Aromalpes, entrepreneur(e) et l’art du multi-activités en montagne

Au détour d’un virage à Leysin,  on découvre une vitrine décorée de bois et flacons noirs et une jeune femme qui vous accueille avec le sourire. Florence Liardet nous fait découvrir son magasin d’aromathérapie, un domaine très tendance depuis quelques années. Elle nous rappelle aussi qu’un entrepreneur est souvent un “slasher”, c’est-à-dire une personne jonglant entre plusieurs emplois pour composer un salaire.

Bonjour Florence, ravie de faire votre connaissance. S’il fallait vous décrire en 60 secondes, que diriez-vous ?

Je suis une vraie fille de la vallée des Ormonts, infirmière et j’ai 2 enfants adolescents. J’ai beaucoup crapahuté dans cette vallée, j’aime le ski, le snowboard, le vélo, la nature. J’ai travaillé dans le tourisme, puis me suis tournée vers les soins.

Je suis quelqu’un de positif, empathique, sociable, indépendante et je déteste l’injustice.

J’adore voyager et découvrir d’autres horizons, notamment en Inde et j’aimerais retourner en Afrique. J’aime partir, mais j’adore aussi revenir dans mes montagnes pour me ressourcer.

Se ressourcer, c’est une des raisons pour lesquelles vous êtes attachée à la région ?

Oui, j’y ai toujours vécu. C’est mon coin de paradis. J’aime être dans la forêt et avoir la vue sur nos belles Alpes !

Revenons à des choses plus terre-à-terre ; que faites-vous comme travail ?

Je navigue entre trois boulots actuellement. Aromalpes évidemment mais je suis aussi infirmière de garde pour l’école japonaise à Leysin (Kumon) et fais aussi partie d’un projet pilote à Lausanne pour désengorger les urgences et permettre un premier diagnostic dans les pharmacies grâce à des infirmières.

Intéressant, ce projet pilote avec la pharmacie comme point d’entrée plutôt que l’hôpital ou la permanence médicale. Pouvez-vous en dire un peu plus ?

En fait, ce sont des infirmières expérimentées qui travaillent avec des médecins référents et un outil informatique. En interrogeant le patient, nous complétons un formulaire qui permet de faire une première anamnèse. Nous avons ensuite un téléphone avec un médecin pour confirmer ou affiner le diagnostic et le patient peut ensuite repartir avec un traitement adéquat ou être redirigé vers d’autres services de santé. Les infirmières, notamment celles qui ont pratiqué les urgences, ont l’avantage d’être expérimentées avec des pathologies très diverses et ont l’habitude d’ausculter les patients. C’est un projet très intéressant et enrichissant et qui propose une alternative à l’engorgement des permanences ou la pénurie de médecins de famille.

Je comprends que vous aimez la nature et aimez apporter des soins, mais comment êtes-vous venue à l’aromathérapie ?

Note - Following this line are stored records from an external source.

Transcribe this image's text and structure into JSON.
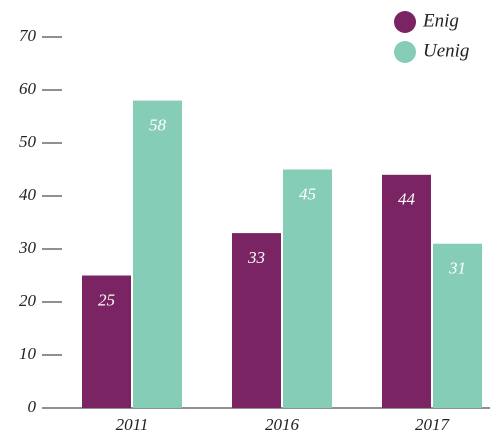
{
  "chart_data": {
    "type": "bar",
    "categories": [
      "2011",
      "2016",
      "2017"
    ],
    "series": [
      {
        "name": "Enig",
        "color": "#7b2463",
        "values": [
          25,
          33,
          44
        ]
      },
      {
        "name": "Uenig",
        "color": "#86cdb7",
        "values": [
          58,
          45,
          31
        ]
      }
    ],
    "ylim": [
      0,
      70
    ],
    "yticks": [
      0,
      10,
      20,
      30,
      40,
      50,
      60,
      70
    ],
    "grid": false,
    "legend": "top-right",
    "value_label_color": "#ffffff"
  }
}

En fait, par hasard. En un jour, j’ai lu la bible d’aromathérapie de Danielle Festy et est trouvé ça intriguant. Ensuite, j’ai acheté les huiles essentielles de thym linalol et de l’eucalyptus radié. Première réaction quand j’ouvre les flacons : ça sent comme certains médicaments allopathiques. Je commence à tester sur mes enfants et ça marche magnifiquement. Peu à peu, je prépare des synergies pour mon entourage.

Un soir, mon mari rentre avec une énorme inflammation/infection due à des piqûres sur la main. Je lui applique des huiles essentielles et des hydrolats toutes les heures, le lendemain matin ça a quasiment disparu et on décide de finir son traitement ainsi. Au bout de trois jours c’est réglé ! S’il avait dû aller chez le médecin, on lui aurait administré des antibiotiques par perfusion et 10 jours de traitement par voie orale. Cela a fini de me convaincre de l’efficacité des huiles essentielles.

Et entre soigner son entourage à créer une entreprise, comment fait-on le saut ?

J’ai créé Aromalpes avec une copine il y a 4-5 ans.  Au départ, nous voulions vendre des huiles essentielles suisses mais entre le coût et le nombre d’essences relativement retreintes, c’est quelque chose de difficile.  Notre plan était de vendre des huiles essentielles et des huiles végétales ainsi que des produits finis car c’est ce que la clientèle attend. A cause des soins toujours plus chers, de la santé devenant un  marché captif, les personnes cherchent des alternatives et se tournent de plus en plus vers des solutions efficaces mais naturelles.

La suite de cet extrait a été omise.